3G isn't a precise term and means different things on different phone networks, but you're normally looking at a speed of around 400Kbit/s to 2Mbit/s, which means that anything better than Bluetooth Basic Rate ought to be able to carry that data speed pretty comfortably.

HSDPA aka 3.5G supports speeds of between 2MBit/s to 14MBit/s (depending on the implementation) so if you have a decent HSDPA or HSPA+ signal then you are probably better off using Wifi.

Solution 3:

Keep in mind that tethering via Bluetooth is far more energy efficient than using your phone as a WiFi hotspot. If it's speed you're after though, in my experience, WiFi performs better than Bluetooth.

Furthermore, with Bluetooth, it is possible to share a WiFi connection with other devices, which can be helpfull when you have a paid service which only allows one MAC address, for instance at a hotel.

Solution 4:

Even with an 2.0 EDR Bluetooth dongle, which should run at 3 Mbit/s, Bluetooth Tethering is usually locked at 1 Mbit/s (I've tried a wide array of mobile devices, chipsets, dongles, laptops, tablets with all the possible combinations).

On Bluetooth 3.0 and 4.0 the peak speed of 24 Mbit/s is not achieved on the Bluetooth link, but on a 802.11 link.
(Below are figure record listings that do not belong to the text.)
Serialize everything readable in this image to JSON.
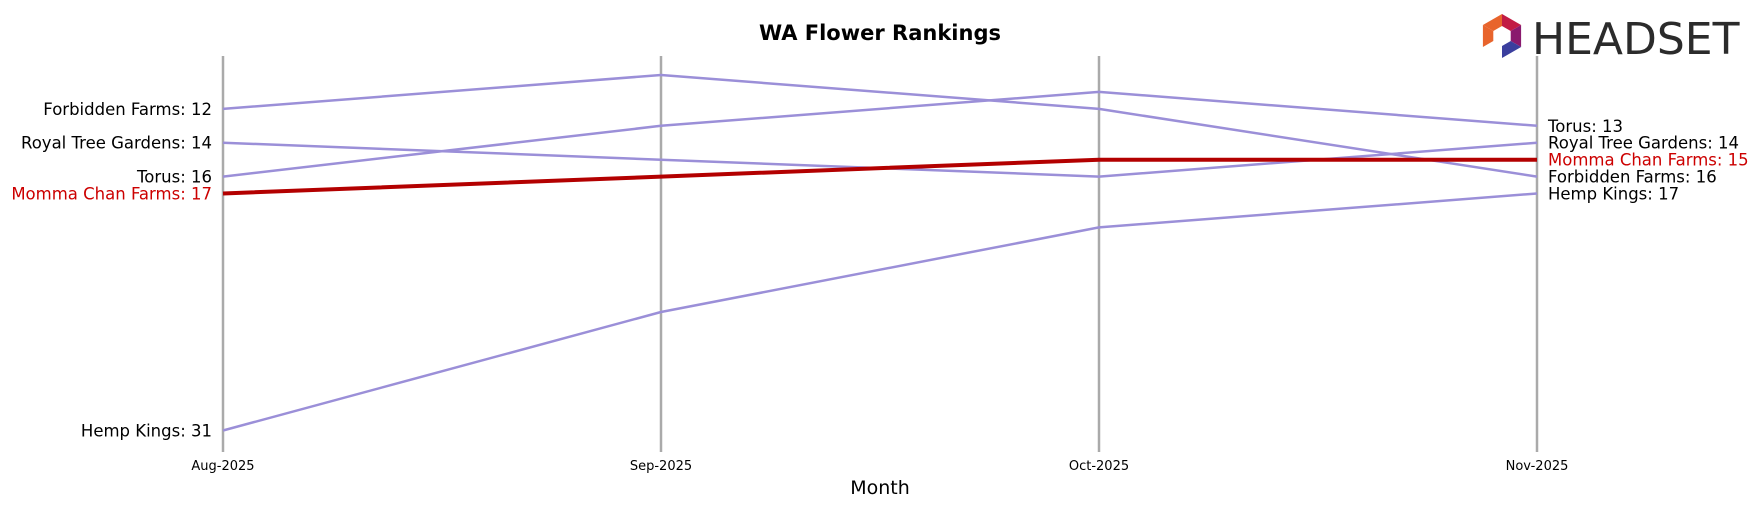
{
  "chart_data": {
    "type": "line",
    "title": "WA Flower Rankings",
    "xlabel": "Month",
    "ylabel": "",
    "y_inverted": true,
    "ylim": [
      11,
      32
    ],
    "categories": [
      "Aug-2025",
      "Sep-2025",
      "Oct-2025",
      "Nov-2025"
    ],
    "series": [
      {
        "name": "Forbidden Farms",
        "values": [
          12,
          10,
          12,
          16
        ],
        "color": "#9b8fd8",
        "highlight": false
      },
      {
        "name": "Royal Tree Gardens",
        "values": [
          14,
          15,
          16,
          14
        ],
        "color": "#9b8fd8",
        "highlight": false
      },
      {
        "name": "Torus",
        "values": [
          16,
          13,
          11,
          13
        ],
        "color": "#9b8fd8",
        "highlight": false
      },
      {
        "name": "Hemp Kings",
        "values": [
          31,
          24,
          19,
          17
        ],
        "color": "#9b8fd8",
        "highlight": false
      },
      {
        "name": "Momma Chan Farms",
        "values": [
          17,
          16,
          15,
          15
        ],
        "color": "#b30000",
        "highlight": true
      }
    ],
    "grid": "vertical",
    "vline_color": "#aaaaaa",
    "label_colors": {
      "normal": "#000000",
      "highlight": "#cc0000"
    }
  },
  "logo": {
    "text": "HEADSET",
    "icon": "headset-hexagon-icon",
    "colors": [
      "#e8642c",
      "#c21b44",
      "#8a1a6e",
      "#3b3f9e"
    ]
  }
}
I've never been able to get this configuration working on non custom hardware setups.

So, in my experience, top speed for Bluetooth Tethering is 1 Mbit/s. Which is very slow, even if you are tethering a mobile connection (in 2015 real life mobile speeds are around 6 Mbit/s on 3G H+, and 15 Mbit/s on 4G LTE).

Still, it might be the right choice to tether over Bluetooth, because it uses much less power than WiFi tethering, and on mobile devices battery life is usually the top priority.